L’unica pecca della manovra rossonera, però, è stata quella di “attaccare male” l’area di rigore del Chievo, non riempiendola in modo compatto e non riuscendo mai a portare uomini a tagliare sul primo palo, dove un attento Bani ha fatto da padrone per tutto il primo tempo.
Sembrava una partita incanalata verso un dominio rossonero, ma in 2 minuti il Chievo ha avuto la forza di ribaltare tutto trovando due reti nate grazie a giocate sulle fasce, che hanno messo in crisi il pacchetto arretrato rossonero, che senza Romagnoli e con Borini in difficoltà ha perso compattezza e solidità.
Nella ripresa il Milan scende in campo con il coltello tra i denti, il Chievo viene schiacciato e non riesce ad alzare il proprio baricentro, ritrovandosi per lunghi tratti cortissimo e raccolto in appena 30 metri, con tutti gli effettivi dietro la linea del pallone, cosa che ha reso impossibile ogni sorta di ripartenza e che ha agevolato l’intento dei rossoneri di schiacciare gli avversari a ridosso della propria aria di rigore, trovando preso il 2-2 (grazie alla convalida del VAR).
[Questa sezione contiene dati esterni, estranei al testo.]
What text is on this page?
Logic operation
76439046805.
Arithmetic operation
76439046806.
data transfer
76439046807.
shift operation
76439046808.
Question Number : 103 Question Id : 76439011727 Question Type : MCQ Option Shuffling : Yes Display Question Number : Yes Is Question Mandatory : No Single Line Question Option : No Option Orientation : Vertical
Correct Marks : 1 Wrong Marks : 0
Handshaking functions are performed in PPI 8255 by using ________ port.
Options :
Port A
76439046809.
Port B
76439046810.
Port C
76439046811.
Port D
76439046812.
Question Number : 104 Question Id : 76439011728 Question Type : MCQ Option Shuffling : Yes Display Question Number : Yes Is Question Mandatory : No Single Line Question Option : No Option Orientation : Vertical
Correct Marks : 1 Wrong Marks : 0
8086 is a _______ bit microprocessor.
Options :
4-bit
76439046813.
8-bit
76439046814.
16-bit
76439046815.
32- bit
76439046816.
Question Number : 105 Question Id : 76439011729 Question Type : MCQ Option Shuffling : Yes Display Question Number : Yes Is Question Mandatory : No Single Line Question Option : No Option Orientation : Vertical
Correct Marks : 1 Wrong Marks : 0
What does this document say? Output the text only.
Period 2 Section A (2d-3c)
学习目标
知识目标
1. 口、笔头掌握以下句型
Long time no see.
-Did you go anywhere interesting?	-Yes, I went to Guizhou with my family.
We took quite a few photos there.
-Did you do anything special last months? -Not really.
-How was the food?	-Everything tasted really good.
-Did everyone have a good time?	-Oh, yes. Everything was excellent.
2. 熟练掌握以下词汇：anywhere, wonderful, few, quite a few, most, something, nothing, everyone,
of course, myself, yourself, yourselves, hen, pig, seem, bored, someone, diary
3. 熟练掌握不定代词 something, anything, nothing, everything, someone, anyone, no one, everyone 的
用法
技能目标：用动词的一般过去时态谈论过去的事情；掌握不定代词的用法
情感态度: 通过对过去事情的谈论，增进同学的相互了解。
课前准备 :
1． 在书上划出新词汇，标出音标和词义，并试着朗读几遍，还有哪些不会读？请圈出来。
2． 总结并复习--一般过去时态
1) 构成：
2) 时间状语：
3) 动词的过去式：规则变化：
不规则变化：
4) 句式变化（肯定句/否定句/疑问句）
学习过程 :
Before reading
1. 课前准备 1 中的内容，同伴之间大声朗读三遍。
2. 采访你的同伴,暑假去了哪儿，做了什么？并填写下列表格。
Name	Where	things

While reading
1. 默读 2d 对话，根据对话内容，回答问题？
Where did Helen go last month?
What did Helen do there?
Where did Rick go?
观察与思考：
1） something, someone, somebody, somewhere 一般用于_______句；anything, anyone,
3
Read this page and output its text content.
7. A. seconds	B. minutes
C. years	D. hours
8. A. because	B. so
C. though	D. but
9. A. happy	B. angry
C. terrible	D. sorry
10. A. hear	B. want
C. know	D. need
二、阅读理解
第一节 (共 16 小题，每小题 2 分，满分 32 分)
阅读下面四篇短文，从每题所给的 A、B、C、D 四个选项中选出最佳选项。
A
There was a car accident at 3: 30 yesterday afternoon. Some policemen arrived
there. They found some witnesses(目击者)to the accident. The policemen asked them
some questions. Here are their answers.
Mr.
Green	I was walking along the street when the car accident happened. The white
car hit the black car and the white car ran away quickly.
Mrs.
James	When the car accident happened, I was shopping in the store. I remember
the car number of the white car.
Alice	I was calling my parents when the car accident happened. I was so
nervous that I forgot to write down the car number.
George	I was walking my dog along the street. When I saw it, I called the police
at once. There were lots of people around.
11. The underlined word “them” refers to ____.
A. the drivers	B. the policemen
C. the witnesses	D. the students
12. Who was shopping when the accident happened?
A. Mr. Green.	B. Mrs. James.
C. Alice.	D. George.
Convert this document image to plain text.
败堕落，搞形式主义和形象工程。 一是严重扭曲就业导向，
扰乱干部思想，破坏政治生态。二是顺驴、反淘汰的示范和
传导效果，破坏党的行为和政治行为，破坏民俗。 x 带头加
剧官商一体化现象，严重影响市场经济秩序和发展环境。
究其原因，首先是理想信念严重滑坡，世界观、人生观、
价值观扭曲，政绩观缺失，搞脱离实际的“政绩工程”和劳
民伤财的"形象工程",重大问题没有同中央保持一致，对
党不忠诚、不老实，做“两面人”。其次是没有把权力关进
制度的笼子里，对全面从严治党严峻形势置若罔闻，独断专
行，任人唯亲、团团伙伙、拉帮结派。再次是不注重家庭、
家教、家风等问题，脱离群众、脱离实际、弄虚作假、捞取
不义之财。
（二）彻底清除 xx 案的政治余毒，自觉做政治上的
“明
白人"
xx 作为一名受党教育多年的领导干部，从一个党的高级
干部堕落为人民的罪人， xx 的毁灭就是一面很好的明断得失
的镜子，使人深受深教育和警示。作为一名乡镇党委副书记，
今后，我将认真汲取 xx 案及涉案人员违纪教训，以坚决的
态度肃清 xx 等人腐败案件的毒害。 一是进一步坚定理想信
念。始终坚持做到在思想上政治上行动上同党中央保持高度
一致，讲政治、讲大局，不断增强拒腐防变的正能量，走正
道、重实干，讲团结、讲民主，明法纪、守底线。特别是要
Al 60′ la svolta tattica: Gattuso ci crede, ha voglia di vincerla e non ha paura nel gettare nella mischia Andrè Silva per Borini, stravolgendo il proprio schieramento ed affidandosi a quella mossa che di solito gli allenatori attuano negli ultimi minuti in quelle partite in cui ci si deve giocare il tutto per tutto, ma Ringhio decide di giocarsela in questo modo, varando un 3-3-4 puro a più di mezzora dal termine.
Suso, Calhanoglu, Cutrone ed Andrè Silva. Tutti sulla stessa linea e guai a tornare indietro per aiutare in difesa. L’idea del tecnico rossonero è infatti quella di tenere tutti e quattro gli uomini offensivi altissimi per non dare modo al Chievo di ripartire sugli esterni e costringendo anche i centrocampisti a preoccuparti sempre più della fase di non possesso che di quella di impostazione.
La mossa è rischiosa, audace, quasi da incosciente, ma i risultati sono quelli sperati, in quanto i clivensi non riescono mai a ripartire, Suso delizia gli occhi del pubblico con giocate fantastiche che liberano al cross vari compagni o che conducono lui stesso sul fondo per gettare in mezzo palle pericolosissime che a turno vengono cestinate da Cutrone, Bonaventura e Calhanoglu, prima della rete da opportunista di Andrè Silva all’82’, che bissa la rete nel finale trovata sul campo del Genoa a firma pesantemente la rincorsa Champions dei rossoneri.